Is senate gay marriage
Is senate gay marriage

Sheldon Whitehouse, a Democratic senator from Rhode Island, said after the vote that the Respect for Marriage Act would stop the activist Supreme Court from taking away people’s right to get married. We say again what most Americans already know: everyone should be able to marry the person they love.

James Esseks, who runs the American Civil Liberties Union’s LGBTQ & HIV Rights Project, said that more needs to be done.

In a statement, he said, “LGBTQ+ families all over the country have been able to build their lives around their right to marriage equality for the past seven years.”

The Respect for Marriage Act will do a lot to protect this right from an increasingly radical Supreme Court, but LGBTQ+ rights are already being attacked all over the country.

“Lawmakers all over the country, including members of this Congress, have put transgender people’s safety, dignity, and access to health care in danger. We’re happy about the historic vote on this bill, but members of Congress need to fight like trans lives depend on it, because they do.

Thomas didn’t say anything about interracial marriage in his opinion about the abortion case. The black justice is married to the white conservative activist Ginni Thomas.

Mitch McConnell is the leader of the Republicans in the Senate. He is white. His wife, Elaine Chao, who used to be the secretary of transportation, is an Asian American.
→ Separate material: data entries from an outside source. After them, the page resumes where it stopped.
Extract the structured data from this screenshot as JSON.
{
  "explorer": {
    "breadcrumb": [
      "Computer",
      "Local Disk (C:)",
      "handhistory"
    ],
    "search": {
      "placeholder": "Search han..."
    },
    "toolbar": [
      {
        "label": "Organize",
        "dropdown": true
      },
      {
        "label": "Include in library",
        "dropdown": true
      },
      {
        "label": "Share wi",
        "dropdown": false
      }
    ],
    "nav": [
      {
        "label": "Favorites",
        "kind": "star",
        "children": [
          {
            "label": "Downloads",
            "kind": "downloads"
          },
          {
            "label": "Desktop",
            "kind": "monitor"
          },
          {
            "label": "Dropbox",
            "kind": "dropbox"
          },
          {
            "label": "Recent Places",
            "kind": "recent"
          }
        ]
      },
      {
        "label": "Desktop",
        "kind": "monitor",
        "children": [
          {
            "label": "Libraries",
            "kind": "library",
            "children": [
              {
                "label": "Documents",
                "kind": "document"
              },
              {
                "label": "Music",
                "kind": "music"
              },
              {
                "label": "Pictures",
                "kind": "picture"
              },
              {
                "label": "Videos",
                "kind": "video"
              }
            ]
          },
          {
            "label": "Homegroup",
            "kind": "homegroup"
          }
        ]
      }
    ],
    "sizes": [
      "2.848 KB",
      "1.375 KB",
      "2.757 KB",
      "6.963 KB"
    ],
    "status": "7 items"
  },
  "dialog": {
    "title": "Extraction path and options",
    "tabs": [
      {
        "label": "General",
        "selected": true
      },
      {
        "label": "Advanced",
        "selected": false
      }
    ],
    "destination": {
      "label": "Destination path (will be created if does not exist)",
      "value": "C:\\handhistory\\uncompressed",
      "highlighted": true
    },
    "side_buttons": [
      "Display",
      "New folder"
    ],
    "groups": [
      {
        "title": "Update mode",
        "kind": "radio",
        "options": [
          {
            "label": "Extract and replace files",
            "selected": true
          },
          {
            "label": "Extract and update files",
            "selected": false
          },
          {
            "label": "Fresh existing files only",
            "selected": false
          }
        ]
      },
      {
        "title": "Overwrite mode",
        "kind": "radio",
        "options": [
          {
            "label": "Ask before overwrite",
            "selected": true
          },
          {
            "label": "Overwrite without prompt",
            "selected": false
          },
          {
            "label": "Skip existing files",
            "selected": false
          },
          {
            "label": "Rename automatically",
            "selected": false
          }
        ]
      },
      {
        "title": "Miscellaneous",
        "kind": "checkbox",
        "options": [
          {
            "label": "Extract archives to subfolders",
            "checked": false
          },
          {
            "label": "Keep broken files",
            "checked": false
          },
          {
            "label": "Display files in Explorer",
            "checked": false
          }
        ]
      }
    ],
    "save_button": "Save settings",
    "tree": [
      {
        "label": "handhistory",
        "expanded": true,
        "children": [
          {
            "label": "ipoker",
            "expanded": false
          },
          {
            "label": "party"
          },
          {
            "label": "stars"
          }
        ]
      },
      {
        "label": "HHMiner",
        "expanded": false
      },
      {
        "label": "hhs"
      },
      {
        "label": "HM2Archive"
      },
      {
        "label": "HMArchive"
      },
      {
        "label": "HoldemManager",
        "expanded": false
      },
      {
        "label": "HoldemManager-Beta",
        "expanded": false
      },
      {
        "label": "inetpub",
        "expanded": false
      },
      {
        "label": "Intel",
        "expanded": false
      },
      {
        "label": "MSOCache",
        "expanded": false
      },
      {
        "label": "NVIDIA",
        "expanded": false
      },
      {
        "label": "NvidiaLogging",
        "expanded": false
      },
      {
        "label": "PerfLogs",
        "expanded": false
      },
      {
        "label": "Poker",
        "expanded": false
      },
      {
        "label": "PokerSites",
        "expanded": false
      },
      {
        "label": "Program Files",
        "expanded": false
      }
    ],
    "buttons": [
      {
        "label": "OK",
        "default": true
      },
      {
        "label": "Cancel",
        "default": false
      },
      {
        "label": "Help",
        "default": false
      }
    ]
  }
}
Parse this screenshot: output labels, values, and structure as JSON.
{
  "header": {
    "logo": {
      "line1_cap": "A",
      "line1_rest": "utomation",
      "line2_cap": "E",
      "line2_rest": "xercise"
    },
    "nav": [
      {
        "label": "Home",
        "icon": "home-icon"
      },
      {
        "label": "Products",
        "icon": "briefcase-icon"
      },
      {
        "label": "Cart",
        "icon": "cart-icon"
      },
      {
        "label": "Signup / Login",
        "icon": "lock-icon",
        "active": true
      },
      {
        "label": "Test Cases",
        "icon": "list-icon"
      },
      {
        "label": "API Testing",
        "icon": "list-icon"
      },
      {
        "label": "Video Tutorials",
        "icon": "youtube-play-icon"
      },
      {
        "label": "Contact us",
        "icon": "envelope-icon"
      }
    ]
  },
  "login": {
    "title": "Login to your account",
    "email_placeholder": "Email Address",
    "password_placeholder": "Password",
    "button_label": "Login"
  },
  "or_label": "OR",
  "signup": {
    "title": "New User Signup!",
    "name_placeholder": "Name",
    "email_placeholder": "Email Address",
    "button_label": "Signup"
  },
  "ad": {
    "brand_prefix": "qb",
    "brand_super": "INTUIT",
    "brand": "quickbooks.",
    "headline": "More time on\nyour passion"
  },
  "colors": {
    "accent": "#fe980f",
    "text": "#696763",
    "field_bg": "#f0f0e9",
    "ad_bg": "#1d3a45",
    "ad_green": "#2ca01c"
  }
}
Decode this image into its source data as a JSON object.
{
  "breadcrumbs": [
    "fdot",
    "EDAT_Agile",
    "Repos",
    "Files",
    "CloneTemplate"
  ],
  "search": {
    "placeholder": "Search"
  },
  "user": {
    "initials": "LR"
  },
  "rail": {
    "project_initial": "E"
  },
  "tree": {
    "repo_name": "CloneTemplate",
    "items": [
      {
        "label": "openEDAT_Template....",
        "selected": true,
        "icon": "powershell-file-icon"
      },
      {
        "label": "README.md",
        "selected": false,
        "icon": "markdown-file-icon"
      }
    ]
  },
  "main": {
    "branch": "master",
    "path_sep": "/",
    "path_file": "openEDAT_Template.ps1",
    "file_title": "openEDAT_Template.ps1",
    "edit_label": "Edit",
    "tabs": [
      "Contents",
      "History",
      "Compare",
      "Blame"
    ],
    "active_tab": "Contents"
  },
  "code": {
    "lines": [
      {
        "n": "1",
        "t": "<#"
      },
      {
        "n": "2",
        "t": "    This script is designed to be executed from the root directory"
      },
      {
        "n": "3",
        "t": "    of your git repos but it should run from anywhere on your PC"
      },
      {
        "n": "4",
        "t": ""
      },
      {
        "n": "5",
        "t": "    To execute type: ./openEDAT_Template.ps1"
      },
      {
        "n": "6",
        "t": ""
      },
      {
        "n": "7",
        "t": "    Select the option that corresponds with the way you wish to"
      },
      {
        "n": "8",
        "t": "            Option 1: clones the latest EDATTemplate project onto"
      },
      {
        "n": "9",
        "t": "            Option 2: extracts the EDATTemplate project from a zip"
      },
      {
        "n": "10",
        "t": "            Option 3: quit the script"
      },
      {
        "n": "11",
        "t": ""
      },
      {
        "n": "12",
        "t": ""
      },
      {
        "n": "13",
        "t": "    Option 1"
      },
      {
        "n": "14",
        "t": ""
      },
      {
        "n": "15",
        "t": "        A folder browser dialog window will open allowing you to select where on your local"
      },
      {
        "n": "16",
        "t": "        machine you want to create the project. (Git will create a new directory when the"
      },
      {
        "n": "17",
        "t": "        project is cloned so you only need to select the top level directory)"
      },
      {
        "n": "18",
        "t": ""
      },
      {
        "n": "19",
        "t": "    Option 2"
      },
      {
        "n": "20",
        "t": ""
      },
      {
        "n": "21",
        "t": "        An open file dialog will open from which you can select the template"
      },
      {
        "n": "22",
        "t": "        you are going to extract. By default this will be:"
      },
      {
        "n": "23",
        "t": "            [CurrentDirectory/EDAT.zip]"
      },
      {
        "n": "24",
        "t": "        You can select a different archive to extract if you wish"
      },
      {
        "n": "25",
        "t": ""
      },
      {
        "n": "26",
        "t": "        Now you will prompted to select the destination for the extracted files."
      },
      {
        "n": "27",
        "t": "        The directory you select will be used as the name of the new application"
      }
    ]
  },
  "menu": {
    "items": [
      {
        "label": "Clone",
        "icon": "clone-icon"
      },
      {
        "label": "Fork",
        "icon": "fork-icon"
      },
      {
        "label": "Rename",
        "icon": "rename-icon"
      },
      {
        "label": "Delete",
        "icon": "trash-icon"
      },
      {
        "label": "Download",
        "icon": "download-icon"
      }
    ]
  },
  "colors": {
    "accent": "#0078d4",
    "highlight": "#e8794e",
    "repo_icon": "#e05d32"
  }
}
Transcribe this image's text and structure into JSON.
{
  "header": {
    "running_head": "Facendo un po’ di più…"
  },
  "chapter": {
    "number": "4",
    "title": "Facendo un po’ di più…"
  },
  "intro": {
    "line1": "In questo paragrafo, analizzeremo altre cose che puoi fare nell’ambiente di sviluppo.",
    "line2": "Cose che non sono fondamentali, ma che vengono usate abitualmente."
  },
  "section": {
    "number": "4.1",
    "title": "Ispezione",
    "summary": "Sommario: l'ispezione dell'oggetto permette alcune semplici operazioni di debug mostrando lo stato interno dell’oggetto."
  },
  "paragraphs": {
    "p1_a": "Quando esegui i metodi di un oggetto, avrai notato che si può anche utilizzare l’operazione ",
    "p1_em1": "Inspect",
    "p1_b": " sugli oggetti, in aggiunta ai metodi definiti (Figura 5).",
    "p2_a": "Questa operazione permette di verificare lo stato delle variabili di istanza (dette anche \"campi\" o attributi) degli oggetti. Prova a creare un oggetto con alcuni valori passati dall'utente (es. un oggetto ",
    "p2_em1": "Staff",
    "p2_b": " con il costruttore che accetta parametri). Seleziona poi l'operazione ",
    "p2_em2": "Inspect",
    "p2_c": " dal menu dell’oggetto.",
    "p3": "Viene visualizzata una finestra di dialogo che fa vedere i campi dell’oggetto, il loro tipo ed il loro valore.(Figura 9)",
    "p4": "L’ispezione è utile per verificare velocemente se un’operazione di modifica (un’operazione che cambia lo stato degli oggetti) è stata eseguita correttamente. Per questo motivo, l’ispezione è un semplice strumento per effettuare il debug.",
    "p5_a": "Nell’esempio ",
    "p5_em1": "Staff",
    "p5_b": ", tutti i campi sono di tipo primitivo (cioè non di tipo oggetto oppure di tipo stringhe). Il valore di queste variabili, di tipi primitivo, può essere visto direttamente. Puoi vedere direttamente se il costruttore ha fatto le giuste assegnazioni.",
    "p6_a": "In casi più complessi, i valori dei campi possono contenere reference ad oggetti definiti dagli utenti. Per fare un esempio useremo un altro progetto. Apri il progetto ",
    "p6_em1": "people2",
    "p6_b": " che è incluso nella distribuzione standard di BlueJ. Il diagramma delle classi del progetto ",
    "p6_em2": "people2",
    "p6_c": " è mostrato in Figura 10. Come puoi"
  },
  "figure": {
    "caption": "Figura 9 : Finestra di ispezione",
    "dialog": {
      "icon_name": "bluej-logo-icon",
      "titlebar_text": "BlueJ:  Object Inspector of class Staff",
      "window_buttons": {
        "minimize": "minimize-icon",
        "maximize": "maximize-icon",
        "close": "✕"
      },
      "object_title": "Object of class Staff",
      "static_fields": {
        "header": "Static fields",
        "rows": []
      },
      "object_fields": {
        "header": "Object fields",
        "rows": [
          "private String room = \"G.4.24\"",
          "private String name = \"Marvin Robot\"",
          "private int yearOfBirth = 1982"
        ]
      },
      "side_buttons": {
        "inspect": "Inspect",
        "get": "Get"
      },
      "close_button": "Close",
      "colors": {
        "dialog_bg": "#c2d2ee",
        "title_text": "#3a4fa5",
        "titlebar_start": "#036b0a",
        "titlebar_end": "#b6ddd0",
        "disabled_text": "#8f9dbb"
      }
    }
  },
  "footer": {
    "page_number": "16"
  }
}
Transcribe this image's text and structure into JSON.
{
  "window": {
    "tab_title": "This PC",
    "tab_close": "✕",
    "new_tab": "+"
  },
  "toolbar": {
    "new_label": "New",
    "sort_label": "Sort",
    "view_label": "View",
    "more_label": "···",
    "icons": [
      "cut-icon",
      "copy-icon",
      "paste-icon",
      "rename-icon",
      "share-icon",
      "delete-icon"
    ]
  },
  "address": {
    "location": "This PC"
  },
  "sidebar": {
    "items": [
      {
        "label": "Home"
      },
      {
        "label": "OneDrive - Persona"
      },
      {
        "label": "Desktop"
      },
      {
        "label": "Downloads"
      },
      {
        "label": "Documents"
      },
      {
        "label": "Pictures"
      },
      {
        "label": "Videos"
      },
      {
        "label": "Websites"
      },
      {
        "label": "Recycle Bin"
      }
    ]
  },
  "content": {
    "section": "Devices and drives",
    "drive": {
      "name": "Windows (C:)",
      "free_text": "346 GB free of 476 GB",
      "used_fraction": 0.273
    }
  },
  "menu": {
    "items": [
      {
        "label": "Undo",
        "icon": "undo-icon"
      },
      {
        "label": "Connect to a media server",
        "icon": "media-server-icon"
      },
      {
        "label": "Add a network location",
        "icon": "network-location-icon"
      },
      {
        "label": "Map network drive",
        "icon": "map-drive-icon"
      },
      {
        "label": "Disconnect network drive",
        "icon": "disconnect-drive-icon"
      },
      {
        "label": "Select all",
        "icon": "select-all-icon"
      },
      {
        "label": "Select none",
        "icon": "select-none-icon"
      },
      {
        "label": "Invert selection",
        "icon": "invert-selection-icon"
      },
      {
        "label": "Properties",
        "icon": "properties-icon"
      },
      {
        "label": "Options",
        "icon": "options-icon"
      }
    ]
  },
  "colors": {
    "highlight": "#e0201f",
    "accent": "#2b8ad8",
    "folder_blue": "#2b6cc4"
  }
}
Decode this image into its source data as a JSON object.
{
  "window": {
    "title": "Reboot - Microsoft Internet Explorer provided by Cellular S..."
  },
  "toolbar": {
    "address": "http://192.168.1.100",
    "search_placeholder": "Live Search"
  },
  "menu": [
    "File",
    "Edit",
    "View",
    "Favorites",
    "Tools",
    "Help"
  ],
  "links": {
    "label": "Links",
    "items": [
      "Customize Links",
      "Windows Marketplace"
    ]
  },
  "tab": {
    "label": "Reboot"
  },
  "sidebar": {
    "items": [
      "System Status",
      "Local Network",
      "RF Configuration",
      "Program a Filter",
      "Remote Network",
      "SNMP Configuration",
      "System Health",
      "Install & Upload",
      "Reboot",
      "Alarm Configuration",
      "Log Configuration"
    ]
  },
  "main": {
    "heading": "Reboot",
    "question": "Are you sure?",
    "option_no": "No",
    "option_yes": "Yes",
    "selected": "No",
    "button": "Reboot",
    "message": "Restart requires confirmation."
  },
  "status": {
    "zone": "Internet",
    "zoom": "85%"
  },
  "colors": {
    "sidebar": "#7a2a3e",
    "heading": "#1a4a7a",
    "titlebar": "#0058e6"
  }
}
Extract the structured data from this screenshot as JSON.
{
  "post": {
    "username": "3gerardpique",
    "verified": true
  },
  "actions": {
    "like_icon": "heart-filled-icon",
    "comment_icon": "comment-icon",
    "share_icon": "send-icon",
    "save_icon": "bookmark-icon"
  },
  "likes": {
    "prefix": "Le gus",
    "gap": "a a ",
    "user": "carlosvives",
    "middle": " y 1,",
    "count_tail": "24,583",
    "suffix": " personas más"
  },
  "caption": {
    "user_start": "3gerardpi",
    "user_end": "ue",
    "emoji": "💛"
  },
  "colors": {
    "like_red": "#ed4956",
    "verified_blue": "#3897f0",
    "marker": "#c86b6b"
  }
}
McConnell opposed the Respect for Marriage Act and voted against it.

On Tuesday, Biden, who as vice president famously supported same-sex marriage before his boss Barack Obama, said, “For millions of Americans, this bill will protect the rights and protections to which LGBTQ+ and interracial couples and their children are entitled.”

“It will also make sure that LGBTQ+ youth of future generations grow up knowing that they too can live full, happy lives and start their own families.”

Biden thanked senators for their “bipartisan achievement” and said that he “look[ed] forward to welcoming them at the White House after the House passes this legislation and sends it to my desk, where I will quickly and proudly sign it into law.”

On Monday, before a test vote, Chuck Schumer of New York, who is the leader of the Democrats in the Senate, praised Republicans who supported the measure.

He said, “Ten years ago, it would have been hard for all of us to imagine that both sides would talk about protecting the rights of same-sex married couples.”

Republicans argued for changes that they say won the support of religious groups like the Church of Jesus Christ of Latter-day Saints that still oppose same-sex marriage.

Thom Tillis of North Carolina told the Associated Press, “They see it as a step forward for religious freedom.”


Tammy Baldwin, a Democrat from Wisconsin and the first openly gay senator, told the AP that the way some Republicans changed their minds reminded her “of the arc of the LBGTQ+ movement in the beginning, when people weren’t out and people only knew gay people through myths and stereotypes.